Equity AAUM share stable; yields dip

* KFin’s total MF AAUM serviced during the quarter rose 23% YoY to INR23.4t. Equity AAUM, at 58% of total MF AAUM, grew 22% YoY to INR13.6t, reflecting a market share of 33% (33.4% in 1QFY25).

* Strong net flows with stable market share offset by a slight decline in yield to 3.5bp in 1QFY26 resulted in a 17% YoY growth in revenue from the domestic MF business to INR2b (in-line). This segment contributed 75% to the overall revenue in 1QFY26 (73% in 1QFY25).

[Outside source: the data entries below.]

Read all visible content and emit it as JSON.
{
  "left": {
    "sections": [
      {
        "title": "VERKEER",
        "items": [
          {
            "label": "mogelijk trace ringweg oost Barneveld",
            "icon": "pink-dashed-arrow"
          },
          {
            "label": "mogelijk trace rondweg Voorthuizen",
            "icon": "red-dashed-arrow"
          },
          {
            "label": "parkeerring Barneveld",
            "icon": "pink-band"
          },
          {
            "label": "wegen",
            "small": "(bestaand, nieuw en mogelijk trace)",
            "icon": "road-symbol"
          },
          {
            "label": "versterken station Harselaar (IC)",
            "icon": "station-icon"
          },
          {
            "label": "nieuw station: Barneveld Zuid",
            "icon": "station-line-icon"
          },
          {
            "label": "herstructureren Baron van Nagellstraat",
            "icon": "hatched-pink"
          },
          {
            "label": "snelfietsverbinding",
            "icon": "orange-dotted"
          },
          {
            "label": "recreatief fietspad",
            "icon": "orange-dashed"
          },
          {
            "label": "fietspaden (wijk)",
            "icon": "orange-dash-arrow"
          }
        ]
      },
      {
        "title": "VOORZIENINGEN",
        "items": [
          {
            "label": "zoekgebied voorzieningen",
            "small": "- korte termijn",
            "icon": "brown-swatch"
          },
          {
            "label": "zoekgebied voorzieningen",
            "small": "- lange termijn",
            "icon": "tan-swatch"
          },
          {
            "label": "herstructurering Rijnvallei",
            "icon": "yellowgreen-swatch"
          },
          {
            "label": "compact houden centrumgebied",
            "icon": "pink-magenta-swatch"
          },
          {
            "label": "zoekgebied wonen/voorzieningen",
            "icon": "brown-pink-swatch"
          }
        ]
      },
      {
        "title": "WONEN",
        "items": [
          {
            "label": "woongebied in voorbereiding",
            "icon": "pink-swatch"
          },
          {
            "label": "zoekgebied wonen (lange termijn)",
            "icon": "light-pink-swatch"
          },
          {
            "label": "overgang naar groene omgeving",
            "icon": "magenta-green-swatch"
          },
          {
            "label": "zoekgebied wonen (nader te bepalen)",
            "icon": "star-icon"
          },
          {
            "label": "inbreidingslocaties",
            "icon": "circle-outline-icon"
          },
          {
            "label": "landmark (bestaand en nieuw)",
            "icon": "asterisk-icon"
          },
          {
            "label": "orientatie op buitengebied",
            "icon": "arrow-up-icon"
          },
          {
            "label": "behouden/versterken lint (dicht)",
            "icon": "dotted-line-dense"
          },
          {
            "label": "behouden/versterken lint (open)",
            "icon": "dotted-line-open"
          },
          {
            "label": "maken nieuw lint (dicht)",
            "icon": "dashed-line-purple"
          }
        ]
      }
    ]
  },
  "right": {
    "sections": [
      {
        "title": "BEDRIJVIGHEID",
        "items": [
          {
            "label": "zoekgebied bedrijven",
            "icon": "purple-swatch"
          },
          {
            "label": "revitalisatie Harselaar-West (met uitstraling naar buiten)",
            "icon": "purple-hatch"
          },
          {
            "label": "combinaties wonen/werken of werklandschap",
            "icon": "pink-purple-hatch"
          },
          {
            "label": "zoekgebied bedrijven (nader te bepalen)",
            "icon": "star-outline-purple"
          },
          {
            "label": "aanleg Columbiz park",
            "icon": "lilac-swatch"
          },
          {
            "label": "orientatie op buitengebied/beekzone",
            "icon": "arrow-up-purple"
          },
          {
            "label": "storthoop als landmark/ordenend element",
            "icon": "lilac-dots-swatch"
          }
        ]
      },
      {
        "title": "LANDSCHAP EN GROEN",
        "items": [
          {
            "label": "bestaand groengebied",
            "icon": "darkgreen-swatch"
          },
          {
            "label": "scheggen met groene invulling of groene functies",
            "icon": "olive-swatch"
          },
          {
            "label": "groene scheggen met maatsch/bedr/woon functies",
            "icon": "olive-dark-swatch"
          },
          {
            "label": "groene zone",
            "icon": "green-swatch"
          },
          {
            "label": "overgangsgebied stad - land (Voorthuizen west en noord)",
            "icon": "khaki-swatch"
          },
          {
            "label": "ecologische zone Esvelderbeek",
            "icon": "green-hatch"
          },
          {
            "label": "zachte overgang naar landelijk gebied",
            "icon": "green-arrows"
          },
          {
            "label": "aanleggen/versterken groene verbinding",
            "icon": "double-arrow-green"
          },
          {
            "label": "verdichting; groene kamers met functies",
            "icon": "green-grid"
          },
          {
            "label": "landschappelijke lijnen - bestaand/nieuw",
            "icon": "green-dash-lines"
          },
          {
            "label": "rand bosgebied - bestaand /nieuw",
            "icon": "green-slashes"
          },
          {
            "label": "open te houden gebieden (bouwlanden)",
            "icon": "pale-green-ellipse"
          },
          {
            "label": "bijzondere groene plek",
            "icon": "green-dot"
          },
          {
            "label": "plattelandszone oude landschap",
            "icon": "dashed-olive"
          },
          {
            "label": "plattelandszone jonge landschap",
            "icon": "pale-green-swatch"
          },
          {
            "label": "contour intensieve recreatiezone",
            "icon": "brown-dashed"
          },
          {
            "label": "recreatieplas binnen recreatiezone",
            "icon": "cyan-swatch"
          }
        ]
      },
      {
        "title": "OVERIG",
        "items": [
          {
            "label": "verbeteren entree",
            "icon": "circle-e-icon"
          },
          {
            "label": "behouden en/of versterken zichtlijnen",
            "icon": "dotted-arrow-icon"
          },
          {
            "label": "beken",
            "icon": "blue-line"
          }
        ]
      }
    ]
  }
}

* In the issuer services business, the main board IPO market share (concerning issue size) declined YoY to 18% in 1QFY26 (from 26.3% in 1QFY25). KFin handled six IPOs during the quarter (five in 1QFY25), resulting in a 24% YoY revenue growth from issuer solutions to INR330m (29% miss). The segment contributed 12% to the overall revenue (11% in 1QFY25).

* In the international investor solutions business, the number of clients reached 82, taking the total AUM serviced to INR864b. Revenue from this segment grew 34% YoY to INR366m, contributing 13% to overall revenue (11% in 1QFY25).

* In the alternates and wealth business, Kfin’s market share stood at 37% with an AUM of INR1.6t. NPS market share continues to rise and was at 9.9% in 1QFY26 (8.4% in 1QFY25), with an AUM of INR582b.

* The non-domestic mutual fund revenue contributed 26.5% to the overall revenue, down from 27.7% in 1QFY25. The value-added services contributed ~7% to its revenue.

* Other income grew 24% YoY to INR100m (in line).

 

Key takeaways from the management commentary

* KFin launched its KRA platform during the quarter and signed up five clients within just two weeks, marking a swift go-to-market execution.

* Yields declined ~5% YoY (vs. an average of 3–4%), driven by telescopic pricing and volume-linked discounts to fast-growing AMCs. Additionally, the growing share of passive products contributed ~20% to the dip.

* Ascent’s EBITDA margin remained subdued due to continued investments in senior hiring across global markets. However, profitability is expected to improve meaningfully with future large contract wins. Post-integration, Ascent’s margin profile is expected to be similar to or better than KFin’s, leveraging the latter’s strong productivity and execution capabilities.

 

Valuation and view

* Structural tailwinds in the MF industry are expected to drive absolute growth in KFin’s MF revenue. With its differentiated ‘platform-as-a-service’ model offering comprehensive, end-to-end solutions powered by proprietary technology, KFin is well-positioned to capitalize on strong growth opportunities in both Indian and global markets.

* We cut our earnings estimates for FY26/FY27 by 2% each, considering the decline in MF yield and lower revenue from issuer solutions and international business in 1QFY26. We expect revenue/PAT to post a CAGR of 15%/17% over FY25-27E. We reiterate our Neutral rating on the stock with a one-year TP of INR1,200, premised at a P/E multiple of 45x on FY27E earnings.